Today in Crypto: MetaMask, Infura Block ‘Certain Jurisdictions’

MetaMask, Infura, crypto, sanctions

Two key parts of Ethereum’s ecosystem, MetaMask and Infura, have moved to cut off access to users in some areas, CoinDesk reported Thursday (March 3).

MetaMask and Infura released a joint statement regarding the situation on Thursday, saying that, “By default, MetaMask accesses the blockchain via Infura, which is unavailable in certain jurisdictions due to legal compliance.”

Users from those areas would instead receive an error message when trying to use MetaMask. This comes as there’s been an industry-wide focus on the risks of crypto for evading international sanctions.

The post didn’t say what jurisdictions would be covered, but users in Venezuela had reported some service interruptions, though this wasn’t verified by CoinDesk.

Infura later clarified in a series of tweets that the restrictions were intended, but had been too broad because of an error.

“In changing some configurations as a result of the new sanctions directives from the United States and other jurisdictions, we mistakenly configured the settings more broadly than they needed to be,” the project’s official Twitter handle said. “This was our oversight, and we are grateful that it was pointed out to us. Once we determined what happened, we were able to fix the problem, and service has been restored.”

Late last month, Ethereum founder Vitalik Buterin said the falling coin prices from the last few months could eventually end up beneficial.

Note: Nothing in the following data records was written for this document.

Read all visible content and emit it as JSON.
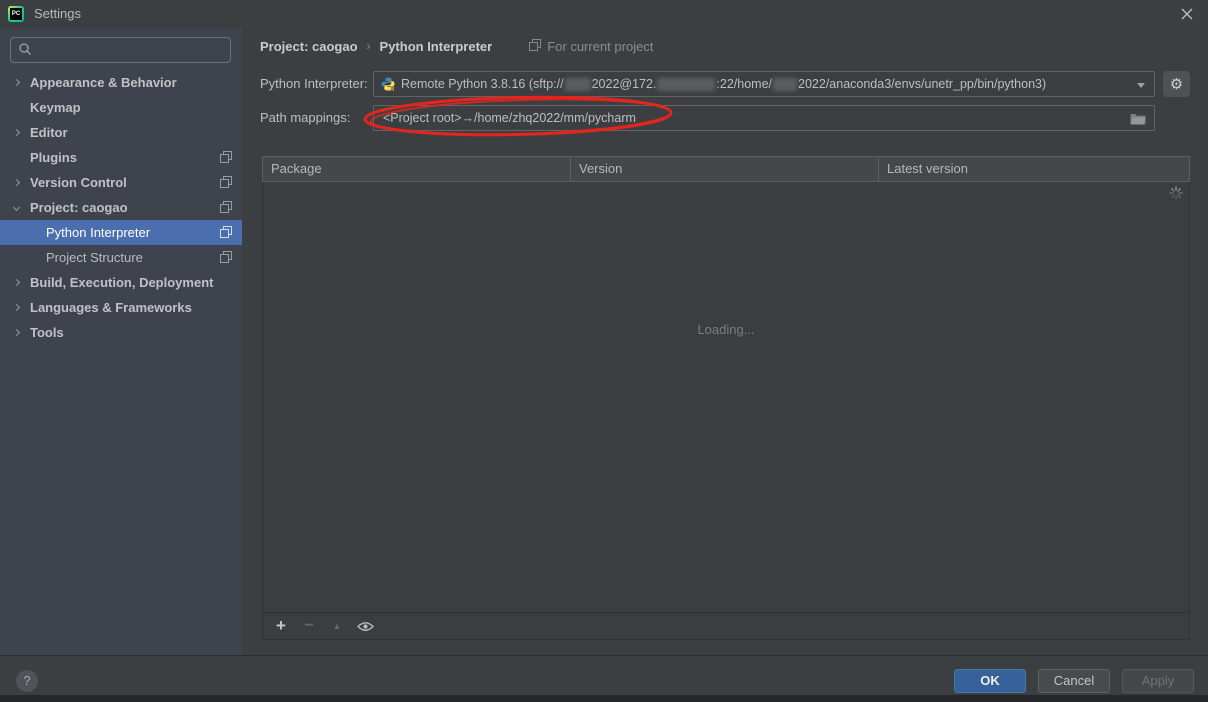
{
  "window": {
    "title": "Settings"
  },
  "sidebar": {
    "items": [
      "Appearance & Behavior",
      "Keymap",
      "Editor",
      "Plugins",
      "Version Control",
      "Project: caogao",
      "Python Interpreter",
      "Project Structure",
      "Build, Execution, Deployment",
      "Languages & Frameworks",
      "Tools"
    ]
  },
  "breadcrumb": {
    "project": "Project: caogao",
    "separator": "›",
    "page": "Python Interpreter",
    "scope": "For current project"
  },
  "interpreter": {
    "label": "Python Interpreter:",
    "seg1": "Remote Python 3.8.16 (sftp://",
    "seg2": "2022@172.",
    "seg3": ":22/home/",
    "seg4": "2022/anaconda3/envs/unetr_pp/bin/python3)"
  },
  "path_mappings": {
    "label": "Path mappings:",
    "value": "<Project root>→/home/zhq2022/mm/pycharm"
  },
  "packages_table": {
    "columns": [
      "Package",
      "Version",
      "Latest version"
    ],
    "status": "Loading..."
  },
  "icons": {
    "gear": "⚙",
    "add": "+",
    "remove": "−",
    "move_up": "▲"
  },
  "footer": {
    "help": "?",
    "ok": "OK",
    "cancel": "Cancel",
    "apply": "Apply"
  },
  "colors": {
    "selection_blue": "#4b6eaf",
    "ok_button_blue": "#366199",
    "annotation_red": "#e5251d",
    "sidebar_bg": "#3f434e",
    "panel_bg": "#3c3f41"
  }
}
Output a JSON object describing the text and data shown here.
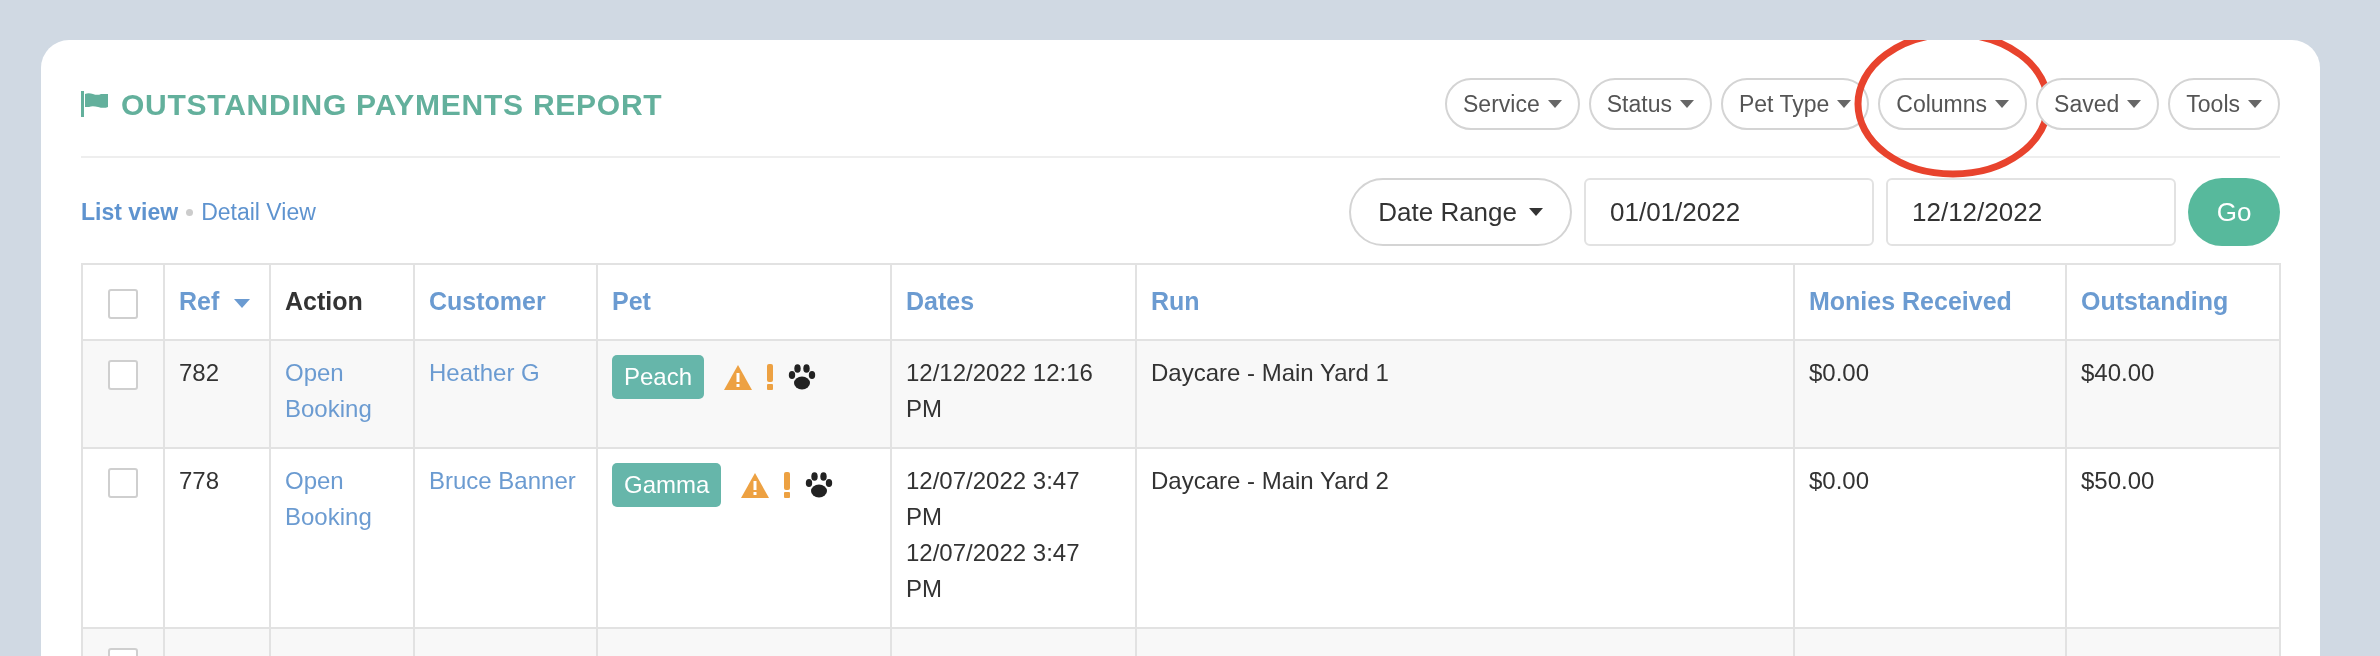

Related: Ethereum Founder Explains ‘Crypto Winter’ Upside

He said there could be a lot of people who welcome a bear market, such as those deep in crypto and who are building things.

“They welcome the bear market because when there are these long periods of prices moving up by huge amounts like it does — it does obviously make a lot of people happy — but it does also tend to invite a lot of very short-term speculative attention,” Buterin said.

He added that the winters are when many applications fall away and people can see which projects “are actually long-term sustainable.”